(Feingold’s article appeared on Theatermania, 4/29.)
To what extent were the people accused of Communism in postwar America's red scare actually dangerous or treasonous subversives? In most cases, probably not at all. A lot of them — and I have encountered a great many of them over the years — were liberal-minded, educated people, seriously concerned about solving America's social problems. If you had invited them to help you overthrow the government by force or violence, most, I imagine, would have laughed in your face. Certainly it is hard to conceive of the well-paid screenwriters who were stigmatized as the "Hollywood Ten," or the gentle-souled Group Theatre actors who suffered from the blacklist, hefting Kalashnikovs on the barricades, though it is very easy to picture them helping Southern blacks register to vote, or circulating petitions for the recall of some particularly odious right-wing officeholder. The Communist ideal was their superstition, like the pinch of salt tossed over a Salem housewife's left shoulder — a wish to placate spirits that might be dangerous if enraged.

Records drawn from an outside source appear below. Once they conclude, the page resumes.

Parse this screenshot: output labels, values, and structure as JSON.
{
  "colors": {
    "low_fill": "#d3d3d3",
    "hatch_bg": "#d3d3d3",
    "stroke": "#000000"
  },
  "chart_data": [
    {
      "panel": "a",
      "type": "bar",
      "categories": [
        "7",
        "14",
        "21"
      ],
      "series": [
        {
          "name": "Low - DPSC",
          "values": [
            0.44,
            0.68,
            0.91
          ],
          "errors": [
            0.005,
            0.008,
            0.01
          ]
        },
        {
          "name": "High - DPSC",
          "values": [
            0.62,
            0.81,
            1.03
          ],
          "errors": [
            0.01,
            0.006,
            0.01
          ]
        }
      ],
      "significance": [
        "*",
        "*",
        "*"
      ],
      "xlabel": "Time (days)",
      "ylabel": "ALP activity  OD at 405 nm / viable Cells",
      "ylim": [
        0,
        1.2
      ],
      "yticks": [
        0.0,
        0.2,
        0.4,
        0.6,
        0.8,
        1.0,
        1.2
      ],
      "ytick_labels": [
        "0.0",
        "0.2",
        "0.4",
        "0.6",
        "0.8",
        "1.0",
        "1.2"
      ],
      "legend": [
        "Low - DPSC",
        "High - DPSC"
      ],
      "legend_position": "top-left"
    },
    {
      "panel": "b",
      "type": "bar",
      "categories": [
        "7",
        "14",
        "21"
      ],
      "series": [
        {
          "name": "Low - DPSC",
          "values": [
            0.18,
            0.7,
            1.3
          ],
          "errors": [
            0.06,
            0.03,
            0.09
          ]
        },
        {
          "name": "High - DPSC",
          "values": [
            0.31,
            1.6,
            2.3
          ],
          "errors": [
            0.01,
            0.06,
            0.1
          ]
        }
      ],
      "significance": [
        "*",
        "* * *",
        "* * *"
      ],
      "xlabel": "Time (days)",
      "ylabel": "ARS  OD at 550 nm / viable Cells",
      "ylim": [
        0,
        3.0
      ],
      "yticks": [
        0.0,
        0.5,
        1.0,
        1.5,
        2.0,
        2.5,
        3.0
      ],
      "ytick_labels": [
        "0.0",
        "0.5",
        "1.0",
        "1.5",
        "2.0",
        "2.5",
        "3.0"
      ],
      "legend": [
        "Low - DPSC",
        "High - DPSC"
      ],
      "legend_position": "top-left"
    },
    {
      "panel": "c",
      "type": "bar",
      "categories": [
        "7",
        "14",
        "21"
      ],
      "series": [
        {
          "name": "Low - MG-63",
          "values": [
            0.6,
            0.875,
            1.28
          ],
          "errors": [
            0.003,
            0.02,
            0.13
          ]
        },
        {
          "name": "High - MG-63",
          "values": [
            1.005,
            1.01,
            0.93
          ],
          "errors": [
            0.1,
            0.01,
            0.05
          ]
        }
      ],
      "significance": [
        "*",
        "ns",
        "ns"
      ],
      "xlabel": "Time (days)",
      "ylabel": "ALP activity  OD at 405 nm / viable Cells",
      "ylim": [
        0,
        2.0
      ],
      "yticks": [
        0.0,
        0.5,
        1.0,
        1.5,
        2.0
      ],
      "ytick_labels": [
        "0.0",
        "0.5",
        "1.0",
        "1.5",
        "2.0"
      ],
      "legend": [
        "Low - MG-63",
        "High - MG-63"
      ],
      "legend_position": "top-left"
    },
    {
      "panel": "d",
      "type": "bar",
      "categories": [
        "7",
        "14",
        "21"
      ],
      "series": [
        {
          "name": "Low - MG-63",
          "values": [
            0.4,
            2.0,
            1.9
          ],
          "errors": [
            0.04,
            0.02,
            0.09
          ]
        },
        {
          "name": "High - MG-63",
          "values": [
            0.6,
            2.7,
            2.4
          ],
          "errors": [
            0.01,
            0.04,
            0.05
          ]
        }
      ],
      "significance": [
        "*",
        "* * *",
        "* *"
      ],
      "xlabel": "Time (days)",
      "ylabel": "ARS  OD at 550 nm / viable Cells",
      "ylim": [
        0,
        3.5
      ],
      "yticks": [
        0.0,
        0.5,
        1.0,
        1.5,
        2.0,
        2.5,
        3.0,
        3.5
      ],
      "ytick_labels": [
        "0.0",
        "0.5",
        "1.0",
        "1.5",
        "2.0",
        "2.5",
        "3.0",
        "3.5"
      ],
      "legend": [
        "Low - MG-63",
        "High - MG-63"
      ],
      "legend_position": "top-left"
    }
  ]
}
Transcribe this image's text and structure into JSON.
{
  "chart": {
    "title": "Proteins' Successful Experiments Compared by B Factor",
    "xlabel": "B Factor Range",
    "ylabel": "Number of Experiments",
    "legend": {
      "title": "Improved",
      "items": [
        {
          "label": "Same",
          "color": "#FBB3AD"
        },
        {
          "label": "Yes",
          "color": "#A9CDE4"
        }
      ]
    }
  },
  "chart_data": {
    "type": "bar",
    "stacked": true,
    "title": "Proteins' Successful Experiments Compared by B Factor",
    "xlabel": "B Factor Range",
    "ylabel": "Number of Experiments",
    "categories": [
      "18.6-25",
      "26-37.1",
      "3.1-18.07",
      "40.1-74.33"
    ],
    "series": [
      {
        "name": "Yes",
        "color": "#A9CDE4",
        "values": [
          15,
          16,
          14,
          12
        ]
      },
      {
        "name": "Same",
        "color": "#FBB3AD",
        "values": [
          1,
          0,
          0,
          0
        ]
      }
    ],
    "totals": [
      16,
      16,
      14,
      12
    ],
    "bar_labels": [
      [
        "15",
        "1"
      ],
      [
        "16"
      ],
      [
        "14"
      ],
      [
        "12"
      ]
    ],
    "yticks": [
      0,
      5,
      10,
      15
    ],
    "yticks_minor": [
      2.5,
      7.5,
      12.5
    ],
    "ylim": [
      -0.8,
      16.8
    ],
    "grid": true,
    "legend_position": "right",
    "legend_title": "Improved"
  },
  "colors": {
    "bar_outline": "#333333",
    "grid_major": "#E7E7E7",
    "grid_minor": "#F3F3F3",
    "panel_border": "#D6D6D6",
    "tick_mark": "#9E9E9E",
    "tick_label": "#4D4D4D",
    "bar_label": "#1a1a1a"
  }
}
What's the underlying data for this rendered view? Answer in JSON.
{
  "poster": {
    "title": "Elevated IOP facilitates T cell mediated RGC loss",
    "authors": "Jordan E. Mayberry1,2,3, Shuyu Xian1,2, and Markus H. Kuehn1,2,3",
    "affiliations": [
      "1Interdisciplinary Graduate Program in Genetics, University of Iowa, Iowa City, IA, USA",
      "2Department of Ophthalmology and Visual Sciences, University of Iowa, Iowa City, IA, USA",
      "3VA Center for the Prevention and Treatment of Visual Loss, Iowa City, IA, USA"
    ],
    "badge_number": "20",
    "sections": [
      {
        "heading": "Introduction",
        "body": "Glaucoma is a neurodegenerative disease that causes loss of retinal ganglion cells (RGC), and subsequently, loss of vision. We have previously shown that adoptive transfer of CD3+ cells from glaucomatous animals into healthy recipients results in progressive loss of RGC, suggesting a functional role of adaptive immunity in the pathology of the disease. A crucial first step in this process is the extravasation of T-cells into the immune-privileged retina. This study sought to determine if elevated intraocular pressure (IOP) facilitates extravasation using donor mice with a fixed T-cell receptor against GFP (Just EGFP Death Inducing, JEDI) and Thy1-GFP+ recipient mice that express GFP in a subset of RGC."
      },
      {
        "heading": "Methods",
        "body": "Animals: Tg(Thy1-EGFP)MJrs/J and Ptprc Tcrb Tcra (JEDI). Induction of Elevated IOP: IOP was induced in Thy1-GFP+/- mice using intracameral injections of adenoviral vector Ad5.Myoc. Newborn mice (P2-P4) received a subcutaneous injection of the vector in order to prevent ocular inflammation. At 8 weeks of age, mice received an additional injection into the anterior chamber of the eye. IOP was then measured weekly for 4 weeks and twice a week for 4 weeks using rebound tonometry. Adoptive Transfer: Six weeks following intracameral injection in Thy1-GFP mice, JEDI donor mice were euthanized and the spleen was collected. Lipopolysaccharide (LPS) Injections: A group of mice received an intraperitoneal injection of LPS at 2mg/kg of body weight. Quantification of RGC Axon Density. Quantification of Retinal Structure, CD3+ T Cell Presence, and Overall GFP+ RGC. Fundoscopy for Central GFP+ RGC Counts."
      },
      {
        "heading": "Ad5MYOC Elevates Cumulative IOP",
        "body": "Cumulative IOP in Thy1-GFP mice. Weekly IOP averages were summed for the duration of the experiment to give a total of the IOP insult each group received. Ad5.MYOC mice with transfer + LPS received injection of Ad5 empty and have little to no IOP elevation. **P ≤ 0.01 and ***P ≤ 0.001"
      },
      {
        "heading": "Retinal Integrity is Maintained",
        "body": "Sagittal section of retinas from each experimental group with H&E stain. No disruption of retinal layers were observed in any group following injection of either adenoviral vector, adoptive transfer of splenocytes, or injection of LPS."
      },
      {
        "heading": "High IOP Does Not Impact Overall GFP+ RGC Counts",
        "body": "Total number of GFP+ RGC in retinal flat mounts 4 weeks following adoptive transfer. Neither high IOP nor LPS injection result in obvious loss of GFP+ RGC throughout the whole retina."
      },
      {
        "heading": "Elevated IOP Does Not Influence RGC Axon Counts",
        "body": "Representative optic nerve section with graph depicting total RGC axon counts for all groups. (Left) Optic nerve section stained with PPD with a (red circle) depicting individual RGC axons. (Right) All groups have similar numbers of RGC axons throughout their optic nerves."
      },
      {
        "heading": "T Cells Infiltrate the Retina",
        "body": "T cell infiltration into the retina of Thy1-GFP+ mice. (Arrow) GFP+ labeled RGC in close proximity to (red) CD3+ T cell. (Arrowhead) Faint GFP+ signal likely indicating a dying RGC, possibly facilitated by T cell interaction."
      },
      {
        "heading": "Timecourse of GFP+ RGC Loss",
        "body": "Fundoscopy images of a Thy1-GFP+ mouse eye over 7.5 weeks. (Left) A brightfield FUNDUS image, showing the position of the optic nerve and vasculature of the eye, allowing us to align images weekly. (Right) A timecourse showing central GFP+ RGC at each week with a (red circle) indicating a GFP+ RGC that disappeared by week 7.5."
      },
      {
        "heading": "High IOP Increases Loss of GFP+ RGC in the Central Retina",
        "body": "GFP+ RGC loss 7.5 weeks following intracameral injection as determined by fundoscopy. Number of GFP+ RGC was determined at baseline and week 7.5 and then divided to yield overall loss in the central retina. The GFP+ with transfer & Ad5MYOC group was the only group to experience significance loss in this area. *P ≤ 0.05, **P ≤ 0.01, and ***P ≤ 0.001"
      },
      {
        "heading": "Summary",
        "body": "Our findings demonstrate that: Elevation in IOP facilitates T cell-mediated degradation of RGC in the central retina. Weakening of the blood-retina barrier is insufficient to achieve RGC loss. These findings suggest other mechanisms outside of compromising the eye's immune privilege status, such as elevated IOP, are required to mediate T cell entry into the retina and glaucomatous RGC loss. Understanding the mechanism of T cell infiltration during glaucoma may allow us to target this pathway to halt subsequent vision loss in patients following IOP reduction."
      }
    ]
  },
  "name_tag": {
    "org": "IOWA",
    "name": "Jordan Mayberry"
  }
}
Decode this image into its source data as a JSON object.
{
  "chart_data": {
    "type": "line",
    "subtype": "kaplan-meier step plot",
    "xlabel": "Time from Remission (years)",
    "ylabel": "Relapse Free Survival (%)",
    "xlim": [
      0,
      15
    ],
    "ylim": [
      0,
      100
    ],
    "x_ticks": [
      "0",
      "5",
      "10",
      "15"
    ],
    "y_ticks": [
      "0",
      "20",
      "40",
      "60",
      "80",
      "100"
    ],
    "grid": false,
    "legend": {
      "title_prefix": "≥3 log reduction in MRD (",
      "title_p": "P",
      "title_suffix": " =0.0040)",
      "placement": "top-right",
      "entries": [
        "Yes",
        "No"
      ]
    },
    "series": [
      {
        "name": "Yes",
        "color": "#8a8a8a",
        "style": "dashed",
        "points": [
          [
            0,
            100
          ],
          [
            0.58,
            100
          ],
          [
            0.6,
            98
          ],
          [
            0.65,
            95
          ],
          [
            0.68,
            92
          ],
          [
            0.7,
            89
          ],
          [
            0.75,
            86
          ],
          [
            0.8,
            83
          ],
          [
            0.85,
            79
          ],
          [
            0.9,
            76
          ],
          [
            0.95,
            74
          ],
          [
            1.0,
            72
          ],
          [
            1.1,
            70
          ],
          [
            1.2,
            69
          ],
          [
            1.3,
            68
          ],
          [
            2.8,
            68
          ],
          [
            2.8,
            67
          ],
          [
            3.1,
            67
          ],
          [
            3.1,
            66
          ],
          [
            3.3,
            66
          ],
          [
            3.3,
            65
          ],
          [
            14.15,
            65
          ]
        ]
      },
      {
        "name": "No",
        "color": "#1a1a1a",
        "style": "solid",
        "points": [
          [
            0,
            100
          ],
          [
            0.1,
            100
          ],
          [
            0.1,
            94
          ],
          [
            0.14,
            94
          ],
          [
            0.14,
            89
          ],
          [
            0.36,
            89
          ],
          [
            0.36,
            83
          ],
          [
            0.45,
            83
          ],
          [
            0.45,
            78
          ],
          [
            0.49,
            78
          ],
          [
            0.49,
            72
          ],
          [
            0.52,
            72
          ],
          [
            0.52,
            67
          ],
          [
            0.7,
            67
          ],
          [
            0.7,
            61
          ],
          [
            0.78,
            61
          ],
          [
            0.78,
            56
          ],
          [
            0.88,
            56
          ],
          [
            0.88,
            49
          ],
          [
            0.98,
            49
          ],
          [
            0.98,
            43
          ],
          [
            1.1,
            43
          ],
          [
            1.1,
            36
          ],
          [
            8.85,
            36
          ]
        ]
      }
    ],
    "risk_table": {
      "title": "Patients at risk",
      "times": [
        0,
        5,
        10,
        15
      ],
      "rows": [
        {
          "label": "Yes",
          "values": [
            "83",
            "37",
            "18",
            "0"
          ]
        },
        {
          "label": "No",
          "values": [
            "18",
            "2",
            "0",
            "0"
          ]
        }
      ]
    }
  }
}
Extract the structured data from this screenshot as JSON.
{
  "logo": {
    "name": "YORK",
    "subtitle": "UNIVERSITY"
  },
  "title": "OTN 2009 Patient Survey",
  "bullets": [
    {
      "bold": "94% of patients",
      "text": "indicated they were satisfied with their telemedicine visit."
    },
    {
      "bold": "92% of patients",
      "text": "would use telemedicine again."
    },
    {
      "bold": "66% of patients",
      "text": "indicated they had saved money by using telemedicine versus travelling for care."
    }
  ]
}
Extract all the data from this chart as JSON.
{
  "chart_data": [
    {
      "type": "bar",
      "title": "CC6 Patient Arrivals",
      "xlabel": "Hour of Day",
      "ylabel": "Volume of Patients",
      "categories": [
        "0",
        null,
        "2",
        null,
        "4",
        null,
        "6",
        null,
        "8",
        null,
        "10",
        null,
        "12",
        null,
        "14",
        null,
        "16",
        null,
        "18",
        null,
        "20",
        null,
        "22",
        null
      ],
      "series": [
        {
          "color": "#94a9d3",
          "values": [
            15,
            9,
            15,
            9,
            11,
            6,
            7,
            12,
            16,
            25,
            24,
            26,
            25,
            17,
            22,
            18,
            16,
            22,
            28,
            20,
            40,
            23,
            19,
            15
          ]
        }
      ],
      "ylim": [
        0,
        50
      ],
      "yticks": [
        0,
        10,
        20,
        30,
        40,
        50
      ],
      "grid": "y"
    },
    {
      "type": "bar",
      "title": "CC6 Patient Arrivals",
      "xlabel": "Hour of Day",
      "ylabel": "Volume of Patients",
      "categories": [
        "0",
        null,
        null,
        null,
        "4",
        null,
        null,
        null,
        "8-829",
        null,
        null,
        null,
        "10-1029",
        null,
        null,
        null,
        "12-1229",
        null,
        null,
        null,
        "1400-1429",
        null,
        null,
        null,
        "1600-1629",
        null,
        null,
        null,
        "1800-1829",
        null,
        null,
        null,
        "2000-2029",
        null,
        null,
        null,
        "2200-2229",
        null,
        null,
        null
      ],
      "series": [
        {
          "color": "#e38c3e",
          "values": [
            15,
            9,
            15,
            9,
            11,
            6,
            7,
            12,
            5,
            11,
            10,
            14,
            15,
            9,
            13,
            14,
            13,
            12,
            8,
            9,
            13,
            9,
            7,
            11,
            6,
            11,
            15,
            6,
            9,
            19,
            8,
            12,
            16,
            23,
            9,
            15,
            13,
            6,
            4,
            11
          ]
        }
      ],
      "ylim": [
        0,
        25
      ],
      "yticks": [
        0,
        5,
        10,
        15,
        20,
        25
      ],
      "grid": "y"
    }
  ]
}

Certainly, there were "real" Communists — Soviet secret agents and their suppliers of information — at work in classified industries. We had terminated the war with Japan by exploding the atomic bomb, and had elected not to share its secrets with our Soviet former allies, whose subjugation of Eastern Europe as a set of satellite states had demonstrated imperial ambitions equivalent to Hitler's. While leftists debated the issue of shared atomic power, believers in key places simply smuggled out sufficient data for the USSR to build its own nuclear weapons.